Se sienten rezos tenues y confusos, no interrumpidos por pausa alguna, como si la atmósfera interior del edificio, afectada de una vibración inherente á su esencia física, modulara un monólogo sin fin. Todo es calma y respeto. La claridad, las sombras, las formas esculturales, la gallardía de las líneas, el recóndito sonido que se creería producido por la oscilación de la masa arquitectónica; aquel sonido, que hace pensar en la respiración de algún misterioso espíritu, habitante en las grandes cavidades de piedra; la variedad de objetos, la majestad de los sepulcros, el idealismo de los efectos de luz, todo esto produce estupor y recogimiento. Se piensa en Dios y se trata de medir la inmensidad de la idea que ha dado existencia á tan hermoso conjunto; se siente la más grande admiración hacia los tiempos que tuvieron fe, corazón y arte para expresar con símbolos inagotables su arraigada creencia....
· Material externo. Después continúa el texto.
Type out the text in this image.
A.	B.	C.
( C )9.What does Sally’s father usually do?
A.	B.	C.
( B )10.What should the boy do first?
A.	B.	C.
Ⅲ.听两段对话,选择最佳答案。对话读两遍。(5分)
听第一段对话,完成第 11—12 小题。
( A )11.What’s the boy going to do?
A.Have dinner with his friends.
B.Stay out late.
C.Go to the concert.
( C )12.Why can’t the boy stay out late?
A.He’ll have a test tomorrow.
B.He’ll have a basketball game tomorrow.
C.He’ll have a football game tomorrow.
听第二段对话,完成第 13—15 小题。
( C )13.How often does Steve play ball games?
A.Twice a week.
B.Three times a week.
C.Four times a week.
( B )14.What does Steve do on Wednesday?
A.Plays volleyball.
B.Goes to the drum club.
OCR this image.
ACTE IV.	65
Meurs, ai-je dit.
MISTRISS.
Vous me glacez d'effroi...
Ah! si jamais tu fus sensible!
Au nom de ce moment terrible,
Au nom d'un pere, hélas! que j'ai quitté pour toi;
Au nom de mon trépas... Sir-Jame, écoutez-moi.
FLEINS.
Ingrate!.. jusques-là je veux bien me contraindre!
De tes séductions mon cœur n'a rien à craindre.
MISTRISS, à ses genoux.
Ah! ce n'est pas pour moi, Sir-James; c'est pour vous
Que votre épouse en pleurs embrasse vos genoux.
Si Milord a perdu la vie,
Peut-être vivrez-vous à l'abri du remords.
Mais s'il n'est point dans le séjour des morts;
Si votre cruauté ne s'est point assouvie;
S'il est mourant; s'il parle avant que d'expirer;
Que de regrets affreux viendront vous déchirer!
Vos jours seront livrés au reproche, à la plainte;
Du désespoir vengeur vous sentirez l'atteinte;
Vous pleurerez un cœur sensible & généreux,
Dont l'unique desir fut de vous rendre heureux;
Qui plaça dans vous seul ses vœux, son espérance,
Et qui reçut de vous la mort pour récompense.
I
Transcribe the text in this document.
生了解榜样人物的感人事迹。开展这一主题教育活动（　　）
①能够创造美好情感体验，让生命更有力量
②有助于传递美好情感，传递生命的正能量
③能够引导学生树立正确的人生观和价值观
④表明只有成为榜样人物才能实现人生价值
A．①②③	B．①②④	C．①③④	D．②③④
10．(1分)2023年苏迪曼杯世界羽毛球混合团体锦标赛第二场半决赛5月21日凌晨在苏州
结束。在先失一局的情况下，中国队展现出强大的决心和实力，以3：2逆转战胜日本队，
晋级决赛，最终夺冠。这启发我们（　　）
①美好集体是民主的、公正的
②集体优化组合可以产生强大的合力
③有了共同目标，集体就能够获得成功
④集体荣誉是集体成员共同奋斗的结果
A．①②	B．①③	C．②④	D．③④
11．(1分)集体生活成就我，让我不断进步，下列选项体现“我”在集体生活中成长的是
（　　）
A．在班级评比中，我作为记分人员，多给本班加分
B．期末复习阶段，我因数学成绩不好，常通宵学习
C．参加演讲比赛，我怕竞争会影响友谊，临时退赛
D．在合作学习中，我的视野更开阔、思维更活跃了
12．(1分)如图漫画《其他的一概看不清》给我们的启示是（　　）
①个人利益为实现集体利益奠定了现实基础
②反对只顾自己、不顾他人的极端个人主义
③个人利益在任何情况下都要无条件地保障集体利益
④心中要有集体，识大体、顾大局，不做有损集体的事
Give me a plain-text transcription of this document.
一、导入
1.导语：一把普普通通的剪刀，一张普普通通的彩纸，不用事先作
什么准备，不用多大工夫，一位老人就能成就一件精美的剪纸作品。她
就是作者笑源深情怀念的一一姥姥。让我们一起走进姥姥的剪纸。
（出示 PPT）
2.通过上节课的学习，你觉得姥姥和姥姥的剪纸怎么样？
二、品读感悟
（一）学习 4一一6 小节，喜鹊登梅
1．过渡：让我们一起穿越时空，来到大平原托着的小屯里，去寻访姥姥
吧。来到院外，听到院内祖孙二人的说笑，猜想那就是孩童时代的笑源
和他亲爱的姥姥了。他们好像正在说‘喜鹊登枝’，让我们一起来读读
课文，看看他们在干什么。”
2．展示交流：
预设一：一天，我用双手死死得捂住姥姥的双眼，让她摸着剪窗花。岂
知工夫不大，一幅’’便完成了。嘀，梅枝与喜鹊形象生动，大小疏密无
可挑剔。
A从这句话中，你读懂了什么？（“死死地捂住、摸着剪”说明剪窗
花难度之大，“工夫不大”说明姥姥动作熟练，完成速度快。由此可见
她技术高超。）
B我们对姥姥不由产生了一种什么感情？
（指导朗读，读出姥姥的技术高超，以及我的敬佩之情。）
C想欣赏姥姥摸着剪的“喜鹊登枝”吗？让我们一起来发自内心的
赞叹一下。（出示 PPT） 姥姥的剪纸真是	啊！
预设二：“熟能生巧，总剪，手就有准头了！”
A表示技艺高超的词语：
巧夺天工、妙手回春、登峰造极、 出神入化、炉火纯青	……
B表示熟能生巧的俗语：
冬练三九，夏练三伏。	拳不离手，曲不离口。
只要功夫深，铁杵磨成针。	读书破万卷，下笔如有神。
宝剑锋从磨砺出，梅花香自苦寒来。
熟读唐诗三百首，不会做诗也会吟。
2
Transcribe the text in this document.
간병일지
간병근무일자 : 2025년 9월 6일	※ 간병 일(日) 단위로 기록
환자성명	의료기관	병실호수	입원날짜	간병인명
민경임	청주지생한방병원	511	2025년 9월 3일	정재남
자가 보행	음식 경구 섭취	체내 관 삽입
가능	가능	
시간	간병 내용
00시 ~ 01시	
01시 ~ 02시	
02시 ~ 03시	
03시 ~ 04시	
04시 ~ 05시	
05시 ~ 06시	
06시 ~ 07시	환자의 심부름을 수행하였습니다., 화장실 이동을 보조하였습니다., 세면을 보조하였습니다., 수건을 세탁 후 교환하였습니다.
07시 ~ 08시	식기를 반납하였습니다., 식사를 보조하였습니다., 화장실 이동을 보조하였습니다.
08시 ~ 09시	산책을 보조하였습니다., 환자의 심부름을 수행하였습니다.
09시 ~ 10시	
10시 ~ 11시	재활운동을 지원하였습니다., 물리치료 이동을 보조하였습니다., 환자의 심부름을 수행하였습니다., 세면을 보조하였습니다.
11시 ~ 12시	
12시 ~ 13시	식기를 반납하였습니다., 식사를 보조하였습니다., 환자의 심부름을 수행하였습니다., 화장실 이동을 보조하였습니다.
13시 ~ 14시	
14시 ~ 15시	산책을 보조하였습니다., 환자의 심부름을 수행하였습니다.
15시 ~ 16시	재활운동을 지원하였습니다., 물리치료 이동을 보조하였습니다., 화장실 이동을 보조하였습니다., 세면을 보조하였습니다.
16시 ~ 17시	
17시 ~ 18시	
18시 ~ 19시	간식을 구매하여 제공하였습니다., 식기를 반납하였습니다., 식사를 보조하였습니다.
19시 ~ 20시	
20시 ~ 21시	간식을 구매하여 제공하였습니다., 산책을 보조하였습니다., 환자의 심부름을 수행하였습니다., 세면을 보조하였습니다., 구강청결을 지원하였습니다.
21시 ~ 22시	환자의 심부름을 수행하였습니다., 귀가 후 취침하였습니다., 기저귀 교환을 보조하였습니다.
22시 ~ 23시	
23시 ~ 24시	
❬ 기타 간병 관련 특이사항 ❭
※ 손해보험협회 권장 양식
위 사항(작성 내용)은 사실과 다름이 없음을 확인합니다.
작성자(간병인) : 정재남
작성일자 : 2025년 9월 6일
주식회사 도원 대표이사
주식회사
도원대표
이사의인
Hallábase el menguado autor como en éxtasis comtemplando en su mente estas hermosuras del arte y de la fe, cuando un ruido de pasos primero, la inusitada aparición de un hombre después, le trajeron bruscamente á la realidad, haciéndole fijar la vista en las cuartillas del artículo de fondo que olvidado yacía sobre la mesa.
El sér que tenía delante era un monstruo, un vestiglo. Aborrecíale en aquellos momentos más que si viniera á darle la muerte; y le inspiraba más pavor que si fuese satanás en persona. El monstruo miró al autor de un modo que le hizo temblar; alargó la mano pronunciando palabras que aterraron al infeliz, cual si fueran anatemas de la Iglesia ó sentencia de inquisidores. Estremecióse en su asiento, erizósele el cabello y miró con angustia y bañado en sudor frio las incorrectas líneas del interrumpido articulejo.